Всех приходящих лукаво и нелукаво, и слепых и зрячих, и уродов и умников, принимало Зарядье и платило им не поровну, а по тихости или по буести их.
Робким, задумчивым мальчонком пришел сюда из деревни Катушин, дерзающим и неспокойным – Ермолай Дудин, лукавым и тихим – Петр Секретов. На них, на троих, глядел Сеня и детским смыслом угадывал, что между ними где-то поместит жизнь и его самого. Все трое были совсем разные, – это город нашел в них разницу и подразделил их.

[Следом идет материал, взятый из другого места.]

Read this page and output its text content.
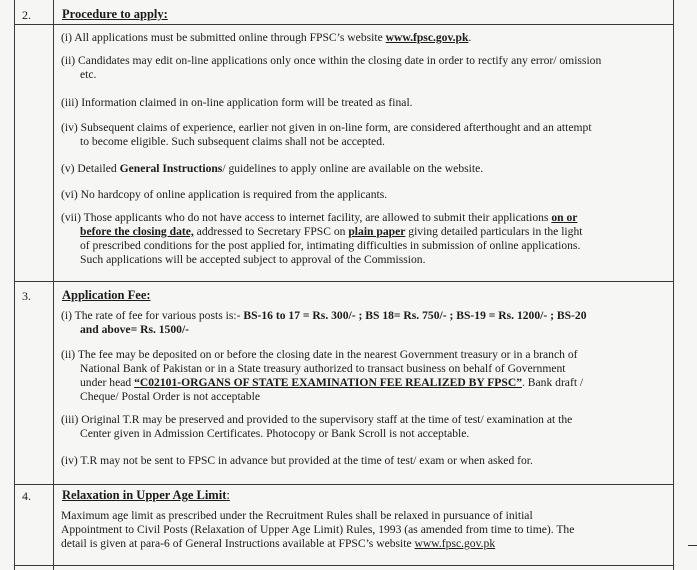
2.	Procedure to apply:
(i) All applications must be submitted online through FPSC’s website www.fpsc.gov.pk.
(ii) Candidates may edit on-line applications only once within the closing date in order to rectify any error/ omission
etc.
(iii) Information claimed in on-line application form will be treated as final.
(iv) Subsequent claims of experience, earlier not given in on-line form, are considered afterthought and an attempt
to become eligible. Such subsequent claims shall not be accepted.
(v) Detailed General Instructions/ guidelines to apply online are available on the website.
(vi) No hardcopy of online application is required from the applicants.
(vii) Those applicants who do not have access to internet facility, are allowed to submit their applications on or
before the closing date, addressed to Secretary FPSC on plain paper giving detailed particulars in the light
of prescribed conditions for the post applied for, intimating difficulties in submission of online applications.
Such applications will be accepted subject to approval of the Commission.
3.	Application Fee:
(i) The rate of fee for various posts is:- BS-16 to 17 = Rs. 300/- ; BS 18= Rs. 750/- ; BS-19 = Rs. 1200/- ; BS-20
and above= Rs. 1500/-
(ii) The fee may be deposited on or before the closing date in the nearest Government treasury or in a branch of
National Bank of Pakistan or in a State treasury authorized to transact business on behalf of Government
under head “C02101-ORGANS OF STATE EXAMINATION FEE REALIZED BY FPSC”. Bank draft /
Cheque/ Postal Order is not acceptable
(iii) Original T.R may be preserved and provided to the supervisory staff at the time of test/ examination at the
Center given in Admission Certificates. Photocopy or Bank Scroll is not acceptable.
(iv) T.R may not be sent to FPSC in advance but provided at the time of test/ exam or when asked for.
4.	Relaxation in Upper Age Limit:
Maximum age limit as prescribed under the Recruitment Rules shall be relaxed in pursuance of initial
Appointment to Civil Posts (Relaxation of Upper Age Limit) Rules, 1993 (as amended from time to time). The
detail is given at para-6 of General Instructions available at FPSC’s website www.fpsc.gov.pk
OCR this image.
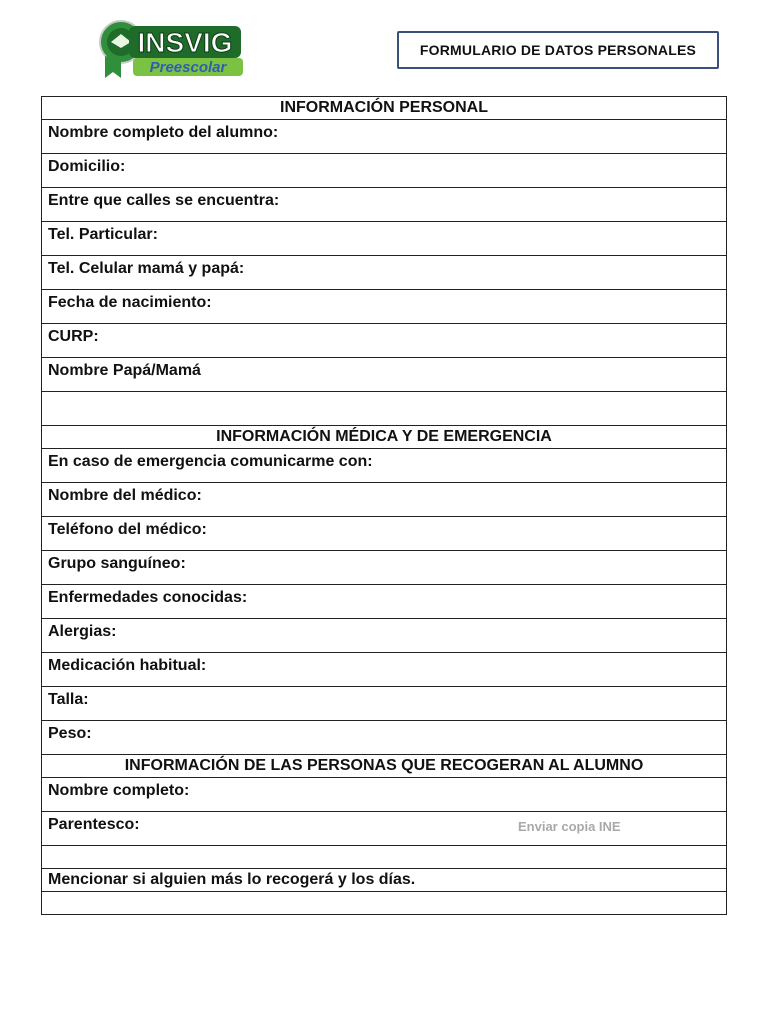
INSVIG
Preescolar
FORMULARIO DE DATOS PERSONALES
INFORMACIÓN PERSONAL
Nombre completo del alumno:
Domicilio:
Entre que calles se encuentra:
Tel. Particular:
Tel. Celular mamá y papá:
Fecha de nacimiento:
CURP:
Nombre Papá/Mamá
INFORMACIÓN MÉDICA Y DE EMERGENCIA
En caso de emergencia comunicarme con:
Nombre del médico:
Teléfono del médico:
Grupo sanguíneo:
Enfermedades conocidas:
Alergias:
Medicación habitual:
Talla:
Peso:
INFORMACIÓN DE LAS PERSONAS QUE RECOGERAN AL ALUMNO
Nombre completo:
Parentesco:	Enviar copia INE
Mencionar si alguien más lo recogerá y los días.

Тринадцатилетним, как и Сеню, привела нужда Стёпушку Катушина в Зарядье. И Зарядье в лице шапошника Ралунова Стёпушку не отринуло, а приняло и вынянчило, кинуло ему хлебца, чтоб жил, выделило койку, чтоб спал… И сказало Зарядье Катушину: «Будь шапошником, Степан». И с тех пор, повинуясь строгому веленью, стал он быстрой, нестареющей рукой простегивать картузы и меховые шапки для покрытия чужих голов. Сам же так и пробегал всю жизнь чуть ли не в той же самой ушанке, в которой выбросила его деревня.
Он напоминал собою горошинку, – тоже и глаза его, улыбчато бегающие поверх разбитых и бумажкой проклеенных очков. Сорок три года, неустанно тачая галуновский товар, на машине ли, на руках ли, глядит он из крохотного каменного оконца на нетеплые светы предутреннего городского неба, на черные облачные тени, приглушающие день. Кажется, он и не изменился нисколько, только глаза слезиться стали да колени отказываются держать. Только в том и разница, что раньше выжидал себе Степан Леонтьич кусочек счастьица, а теперь ждет, когда вынесут его отсюда ногами вперед в последний приют, за Калужскую заставу.
За всю жизнь только и нажито было Катушиным добра: зеленоватый сундучок, одному унести, да корзиночка. В сундучке покоилось ветхое белье, еще часы с продавленной крышкой, завод ключом, еще пиджачок матерчатый, еще заново подшитые сапожки. А поверх всего, чтоб не искать чужому, обиходные лежали вещи на его смертный обряд: фунт тощих панихидных свечей, миткалю и сарпинки два равных отреза, ладан в аптечной коробочке и деньги, семнадцать с полтиной, чистая прибыль катушинской жизни в рублях.